旅行業はホテルやバンケット、会場手配に慣れており、株主総会のアウトソース
の受注に馴染むことは確かだと思います。MICEの形態のひとつです。
個人的にも在勤中に関わった事もありますが、その時は会場と音響備品のみの手配
であったと覚えています。
当時から、会場から警備までを丸ごと受注、という理想があり、そのように営業も
していました。
しかし、記事にもあるように、個人株主の個人データを業者に開示することに抵抗
があったり、開催当事者のお家事情を含む総会の議事進行にまで踏み込むことの難しさ
があるのも確かです。
また、旅行会社がMICEを業務として手掛けている事をご存じないケースも、まだ
まだ多いです。

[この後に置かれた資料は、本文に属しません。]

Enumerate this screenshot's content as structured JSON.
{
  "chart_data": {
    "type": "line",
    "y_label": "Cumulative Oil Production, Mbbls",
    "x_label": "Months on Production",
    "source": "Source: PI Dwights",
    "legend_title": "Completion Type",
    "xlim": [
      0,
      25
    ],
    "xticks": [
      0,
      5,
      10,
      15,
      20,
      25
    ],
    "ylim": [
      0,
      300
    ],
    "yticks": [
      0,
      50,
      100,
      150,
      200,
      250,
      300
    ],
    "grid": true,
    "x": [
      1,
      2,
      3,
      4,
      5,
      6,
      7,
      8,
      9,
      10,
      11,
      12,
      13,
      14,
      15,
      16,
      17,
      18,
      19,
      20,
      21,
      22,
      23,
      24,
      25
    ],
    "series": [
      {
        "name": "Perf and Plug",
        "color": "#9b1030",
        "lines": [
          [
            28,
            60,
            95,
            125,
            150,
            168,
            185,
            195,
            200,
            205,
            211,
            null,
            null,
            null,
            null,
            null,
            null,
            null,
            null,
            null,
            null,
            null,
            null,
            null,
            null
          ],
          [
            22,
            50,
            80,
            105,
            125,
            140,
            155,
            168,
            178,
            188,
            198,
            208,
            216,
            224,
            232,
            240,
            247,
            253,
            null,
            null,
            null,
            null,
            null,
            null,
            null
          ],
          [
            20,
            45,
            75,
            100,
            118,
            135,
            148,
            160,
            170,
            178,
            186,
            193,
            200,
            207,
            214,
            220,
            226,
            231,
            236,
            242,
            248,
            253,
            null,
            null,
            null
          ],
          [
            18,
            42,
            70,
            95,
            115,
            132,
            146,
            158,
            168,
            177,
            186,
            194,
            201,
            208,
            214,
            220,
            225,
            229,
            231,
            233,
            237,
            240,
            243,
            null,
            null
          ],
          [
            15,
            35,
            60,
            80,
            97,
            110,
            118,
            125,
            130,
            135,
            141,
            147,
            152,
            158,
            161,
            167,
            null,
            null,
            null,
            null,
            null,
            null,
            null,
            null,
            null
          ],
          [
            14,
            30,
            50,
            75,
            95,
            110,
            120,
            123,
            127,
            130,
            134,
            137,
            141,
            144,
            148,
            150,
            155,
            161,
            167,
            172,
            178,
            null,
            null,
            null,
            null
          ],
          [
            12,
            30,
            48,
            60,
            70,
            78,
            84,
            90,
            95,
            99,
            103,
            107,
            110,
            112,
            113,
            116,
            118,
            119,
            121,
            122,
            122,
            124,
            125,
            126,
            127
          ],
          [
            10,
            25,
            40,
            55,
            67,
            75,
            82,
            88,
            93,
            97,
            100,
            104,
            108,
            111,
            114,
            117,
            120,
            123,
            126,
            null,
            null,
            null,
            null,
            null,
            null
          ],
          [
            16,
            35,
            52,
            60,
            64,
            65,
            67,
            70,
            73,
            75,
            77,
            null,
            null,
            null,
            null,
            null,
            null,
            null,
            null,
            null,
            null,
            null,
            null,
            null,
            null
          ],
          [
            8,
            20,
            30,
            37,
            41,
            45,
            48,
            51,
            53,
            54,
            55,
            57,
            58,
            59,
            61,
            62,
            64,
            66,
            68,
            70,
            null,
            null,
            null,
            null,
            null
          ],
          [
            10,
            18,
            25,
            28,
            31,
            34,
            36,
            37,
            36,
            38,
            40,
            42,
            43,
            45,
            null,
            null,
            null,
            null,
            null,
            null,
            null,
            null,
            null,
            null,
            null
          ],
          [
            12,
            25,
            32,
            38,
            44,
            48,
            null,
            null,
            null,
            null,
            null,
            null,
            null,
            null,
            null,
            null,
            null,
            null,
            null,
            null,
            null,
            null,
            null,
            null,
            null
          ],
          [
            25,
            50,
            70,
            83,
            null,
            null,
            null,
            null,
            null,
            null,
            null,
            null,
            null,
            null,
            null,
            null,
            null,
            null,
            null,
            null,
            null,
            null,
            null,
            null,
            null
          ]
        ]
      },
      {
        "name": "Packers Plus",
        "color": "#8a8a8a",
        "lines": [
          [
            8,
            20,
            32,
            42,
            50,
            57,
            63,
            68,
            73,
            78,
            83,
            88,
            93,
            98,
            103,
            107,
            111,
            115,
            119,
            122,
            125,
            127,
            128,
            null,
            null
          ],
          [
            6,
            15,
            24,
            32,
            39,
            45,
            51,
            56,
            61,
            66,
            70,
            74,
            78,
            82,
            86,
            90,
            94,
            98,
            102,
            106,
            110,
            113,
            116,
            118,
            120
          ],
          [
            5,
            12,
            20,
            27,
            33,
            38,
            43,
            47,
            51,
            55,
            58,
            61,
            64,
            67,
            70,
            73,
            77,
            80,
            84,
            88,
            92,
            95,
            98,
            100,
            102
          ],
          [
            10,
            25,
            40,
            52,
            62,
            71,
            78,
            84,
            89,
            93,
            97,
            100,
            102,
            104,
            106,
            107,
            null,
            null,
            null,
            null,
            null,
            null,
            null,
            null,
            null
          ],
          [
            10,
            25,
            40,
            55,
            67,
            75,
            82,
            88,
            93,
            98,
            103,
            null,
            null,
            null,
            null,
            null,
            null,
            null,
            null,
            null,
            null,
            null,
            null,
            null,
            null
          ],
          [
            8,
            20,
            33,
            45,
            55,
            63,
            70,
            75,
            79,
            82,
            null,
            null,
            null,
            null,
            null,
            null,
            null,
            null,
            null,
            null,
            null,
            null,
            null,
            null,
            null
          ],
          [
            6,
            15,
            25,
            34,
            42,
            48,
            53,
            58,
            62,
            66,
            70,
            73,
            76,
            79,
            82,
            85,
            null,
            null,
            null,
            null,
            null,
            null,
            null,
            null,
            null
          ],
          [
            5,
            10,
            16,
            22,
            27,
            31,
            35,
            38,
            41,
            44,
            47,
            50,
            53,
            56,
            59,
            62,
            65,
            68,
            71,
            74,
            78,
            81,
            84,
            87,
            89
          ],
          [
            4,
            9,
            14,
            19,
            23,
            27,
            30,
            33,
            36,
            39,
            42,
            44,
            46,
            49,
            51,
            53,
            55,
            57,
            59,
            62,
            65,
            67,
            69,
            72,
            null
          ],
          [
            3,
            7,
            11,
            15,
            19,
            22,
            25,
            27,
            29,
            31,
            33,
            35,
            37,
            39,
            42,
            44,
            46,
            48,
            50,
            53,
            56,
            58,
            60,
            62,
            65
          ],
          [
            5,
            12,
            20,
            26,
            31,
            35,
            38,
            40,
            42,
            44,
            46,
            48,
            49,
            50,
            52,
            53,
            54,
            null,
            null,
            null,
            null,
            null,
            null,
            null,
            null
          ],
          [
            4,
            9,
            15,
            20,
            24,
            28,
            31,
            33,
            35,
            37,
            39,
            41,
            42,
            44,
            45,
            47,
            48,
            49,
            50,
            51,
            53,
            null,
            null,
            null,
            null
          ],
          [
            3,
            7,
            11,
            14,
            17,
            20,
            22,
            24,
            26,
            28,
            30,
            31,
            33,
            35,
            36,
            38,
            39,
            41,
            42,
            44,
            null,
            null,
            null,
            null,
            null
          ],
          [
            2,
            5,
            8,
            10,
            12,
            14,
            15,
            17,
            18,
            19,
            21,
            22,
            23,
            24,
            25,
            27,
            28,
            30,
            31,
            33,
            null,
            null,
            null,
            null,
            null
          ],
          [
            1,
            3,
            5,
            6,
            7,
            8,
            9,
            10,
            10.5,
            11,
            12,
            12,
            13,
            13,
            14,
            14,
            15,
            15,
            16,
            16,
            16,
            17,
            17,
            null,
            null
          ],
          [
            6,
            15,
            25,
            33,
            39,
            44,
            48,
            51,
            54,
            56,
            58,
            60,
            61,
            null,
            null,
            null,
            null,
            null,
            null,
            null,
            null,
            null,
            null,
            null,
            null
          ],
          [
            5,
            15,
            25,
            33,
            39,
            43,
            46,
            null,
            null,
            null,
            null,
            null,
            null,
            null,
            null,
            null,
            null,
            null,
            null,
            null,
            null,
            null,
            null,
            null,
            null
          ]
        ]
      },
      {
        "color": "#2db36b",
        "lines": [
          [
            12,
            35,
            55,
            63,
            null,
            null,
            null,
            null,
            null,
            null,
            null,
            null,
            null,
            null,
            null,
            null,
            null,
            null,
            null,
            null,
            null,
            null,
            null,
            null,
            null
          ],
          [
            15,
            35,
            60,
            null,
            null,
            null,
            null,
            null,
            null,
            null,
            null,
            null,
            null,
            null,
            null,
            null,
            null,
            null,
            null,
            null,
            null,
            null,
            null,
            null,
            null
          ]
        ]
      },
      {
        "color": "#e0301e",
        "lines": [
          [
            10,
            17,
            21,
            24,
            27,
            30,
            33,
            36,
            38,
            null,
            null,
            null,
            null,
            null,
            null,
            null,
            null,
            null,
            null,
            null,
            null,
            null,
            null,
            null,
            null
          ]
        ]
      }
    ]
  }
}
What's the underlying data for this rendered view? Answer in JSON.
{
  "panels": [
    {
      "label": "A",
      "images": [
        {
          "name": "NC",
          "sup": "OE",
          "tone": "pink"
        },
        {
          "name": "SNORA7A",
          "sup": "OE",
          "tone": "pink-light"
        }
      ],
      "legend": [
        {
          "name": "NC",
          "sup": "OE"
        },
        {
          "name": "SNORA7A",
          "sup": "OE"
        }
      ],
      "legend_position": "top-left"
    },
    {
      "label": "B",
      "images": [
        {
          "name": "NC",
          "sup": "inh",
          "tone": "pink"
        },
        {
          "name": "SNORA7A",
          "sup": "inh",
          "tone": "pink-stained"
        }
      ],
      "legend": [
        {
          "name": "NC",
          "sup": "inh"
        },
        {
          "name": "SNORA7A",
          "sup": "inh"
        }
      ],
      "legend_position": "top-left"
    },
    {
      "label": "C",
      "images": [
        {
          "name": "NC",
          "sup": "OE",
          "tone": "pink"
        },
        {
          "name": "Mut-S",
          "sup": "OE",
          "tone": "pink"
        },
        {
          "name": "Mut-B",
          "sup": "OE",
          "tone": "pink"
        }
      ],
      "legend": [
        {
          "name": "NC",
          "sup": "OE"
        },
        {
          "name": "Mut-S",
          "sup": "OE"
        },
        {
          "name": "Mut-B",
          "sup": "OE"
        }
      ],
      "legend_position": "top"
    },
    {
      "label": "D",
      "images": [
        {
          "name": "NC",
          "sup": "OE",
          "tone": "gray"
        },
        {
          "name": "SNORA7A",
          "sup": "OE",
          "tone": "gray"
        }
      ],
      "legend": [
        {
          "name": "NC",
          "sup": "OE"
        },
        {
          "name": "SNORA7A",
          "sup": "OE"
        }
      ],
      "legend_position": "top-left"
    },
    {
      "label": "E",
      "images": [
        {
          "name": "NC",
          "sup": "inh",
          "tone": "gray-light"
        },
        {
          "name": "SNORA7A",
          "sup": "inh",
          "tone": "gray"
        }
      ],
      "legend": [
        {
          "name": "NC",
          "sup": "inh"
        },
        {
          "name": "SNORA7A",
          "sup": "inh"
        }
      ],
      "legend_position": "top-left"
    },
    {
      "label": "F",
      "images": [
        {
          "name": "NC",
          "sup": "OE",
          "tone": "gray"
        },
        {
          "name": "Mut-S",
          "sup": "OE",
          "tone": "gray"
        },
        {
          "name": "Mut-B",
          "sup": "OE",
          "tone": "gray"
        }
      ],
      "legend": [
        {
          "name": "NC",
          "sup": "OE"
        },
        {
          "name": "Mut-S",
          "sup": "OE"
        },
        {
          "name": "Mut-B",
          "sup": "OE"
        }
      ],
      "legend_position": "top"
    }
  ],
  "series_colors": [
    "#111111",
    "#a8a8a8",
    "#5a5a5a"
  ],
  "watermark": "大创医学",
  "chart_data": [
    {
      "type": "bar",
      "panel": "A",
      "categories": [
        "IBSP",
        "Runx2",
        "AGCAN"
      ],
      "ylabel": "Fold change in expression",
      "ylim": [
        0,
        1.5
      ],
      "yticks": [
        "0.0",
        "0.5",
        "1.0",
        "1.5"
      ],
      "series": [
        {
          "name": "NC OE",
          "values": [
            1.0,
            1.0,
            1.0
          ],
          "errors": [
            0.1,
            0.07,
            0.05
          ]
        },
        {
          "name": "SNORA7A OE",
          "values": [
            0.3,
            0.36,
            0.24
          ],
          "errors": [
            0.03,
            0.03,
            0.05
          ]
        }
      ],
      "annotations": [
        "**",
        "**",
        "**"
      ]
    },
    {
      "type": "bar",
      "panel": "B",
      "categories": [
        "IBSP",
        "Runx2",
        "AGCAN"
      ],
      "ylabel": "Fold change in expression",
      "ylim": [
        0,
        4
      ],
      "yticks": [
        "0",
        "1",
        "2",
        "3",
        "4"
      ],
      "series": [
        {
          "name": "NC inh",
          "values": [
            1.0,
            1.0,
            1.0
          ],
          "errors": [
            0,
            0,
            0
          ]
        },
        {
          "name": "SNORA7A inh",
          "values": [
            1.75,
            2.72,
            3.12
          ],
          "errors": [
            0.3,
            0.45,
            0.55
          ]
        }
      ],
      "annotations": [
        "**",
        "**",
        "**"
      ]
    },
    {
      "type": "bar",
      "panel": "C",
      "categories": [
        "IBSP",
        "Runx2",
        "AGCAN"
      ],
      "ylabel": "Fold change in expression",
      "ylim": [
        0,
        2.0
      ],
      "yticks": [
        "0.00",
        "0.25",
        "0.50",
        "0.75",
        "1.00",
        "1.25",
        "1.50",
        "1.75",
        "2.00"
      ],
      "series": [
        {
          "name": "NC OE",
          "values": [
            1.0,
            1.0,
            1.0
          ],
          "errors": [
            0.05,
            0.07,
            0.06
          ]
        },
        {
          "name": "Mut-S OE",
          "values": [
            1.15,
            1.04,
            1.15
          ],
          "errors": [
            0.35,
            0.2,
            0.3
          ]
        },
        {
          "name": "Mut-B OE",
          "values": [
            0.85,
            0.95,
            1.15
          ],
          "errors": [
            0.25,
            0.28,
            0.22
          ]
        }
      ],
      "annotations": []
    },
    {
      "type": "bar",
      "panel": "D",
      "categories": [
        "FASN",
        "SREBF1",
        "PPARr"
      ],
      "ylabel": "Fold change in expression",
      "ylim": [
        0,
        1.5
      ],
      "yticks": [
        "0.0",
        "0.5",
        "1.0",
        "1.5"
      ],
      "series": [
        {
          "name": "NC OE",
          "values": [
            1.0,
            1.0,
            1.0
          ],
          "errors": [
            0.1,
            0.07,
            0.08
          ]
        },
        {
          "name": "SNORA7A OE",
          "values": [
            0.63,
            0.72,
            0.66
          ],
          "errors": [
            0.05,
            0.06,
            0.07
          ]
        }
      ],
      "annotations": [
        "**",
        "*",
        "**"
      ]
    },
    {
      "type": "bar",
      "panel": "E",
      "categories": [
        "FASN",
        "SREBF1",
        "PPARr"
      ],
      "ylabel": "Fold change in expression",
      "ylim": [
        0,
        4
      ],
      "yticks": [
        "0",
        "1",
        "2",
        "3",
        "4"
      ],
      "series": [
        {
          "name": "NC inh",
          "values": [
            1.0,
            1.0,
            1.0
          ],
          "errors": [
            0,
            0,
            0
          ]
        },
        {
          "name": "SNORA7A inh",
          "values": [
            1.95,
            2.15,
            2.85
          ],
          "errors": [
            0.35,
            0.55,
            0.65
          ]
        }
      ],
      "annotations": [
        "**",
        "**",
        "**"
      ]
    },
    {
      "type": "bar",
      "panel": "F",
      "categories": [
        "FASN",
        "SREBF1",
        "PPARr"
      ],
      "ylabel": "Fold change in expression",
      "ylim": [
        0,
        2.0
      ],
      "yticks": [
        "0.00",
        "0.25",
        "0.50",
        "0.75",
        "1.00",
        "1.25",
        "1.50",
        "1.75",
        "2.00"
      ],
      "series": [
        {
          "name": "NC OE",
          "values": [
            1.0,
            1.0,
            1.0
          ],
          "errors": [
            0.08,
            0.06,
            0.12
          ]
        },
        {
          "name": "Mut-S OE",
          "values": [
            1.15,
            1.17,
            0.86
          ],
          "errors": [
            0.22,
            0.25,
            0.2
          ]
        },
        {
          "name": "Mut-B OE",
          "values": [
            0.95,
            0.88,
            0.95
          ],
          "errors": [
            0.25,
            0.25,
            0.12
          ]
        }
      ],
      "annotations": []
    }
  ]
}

まして旅行会社が株主総会の手配や仕切りをするなどと思いもしない方々
も多いでしょう。
ここは地道に啓蒙、価値のカミングアウトを市場に継続的にやって行くしかありません。
調べてみましたら、昨年の東証1、2部とマザーズで3月決算、株主総会を開催した
会社数が約1,700社でした。
規模の大小、株主数の変らないところ、個人が増えてより大きな会場が必要なところ、
様態は様々ですし、荒れ模様のところもあるでしょう。
会場手配だけでは、下手をすれば手数料も入りませんから、備品、音響、照明、案内、
警備、お弁当、お土産、プログラム進行の一切合切をパッケージで請け負い、総額いくら、
という包括的な契約を結ぶ必要があります。
そのためには、主催者の現状を詳細に理解している必要がありますし、痒いところに
手の届くサービスを提案、そして完璧に斡旋をする大仕事になります。
ここまでやれば企業によっては数千万以上の売り上げ規模もあるかもしれません。
セールス前に、株主総会の毎年の開催予算を教えてもらえるか。聞きだせるか?そして
頼んでみようか、と思わせる総会運営のノウハウを披露できるか。
記事中にあるように、総会運営のシステムをITツールとして持っていて、その汎用の
システムを個々の総会用にカスタマイズする売り込み方も、今様で強いかも知れません。
ITの進捗でどんどん狭まる旅行会社の事業領域を、こういった営業で新たに切り拓く
事は、旗手としてやりがいもあり、必要な生き残り策でもあります。
ここはやはり、勉強と営業あるのみです。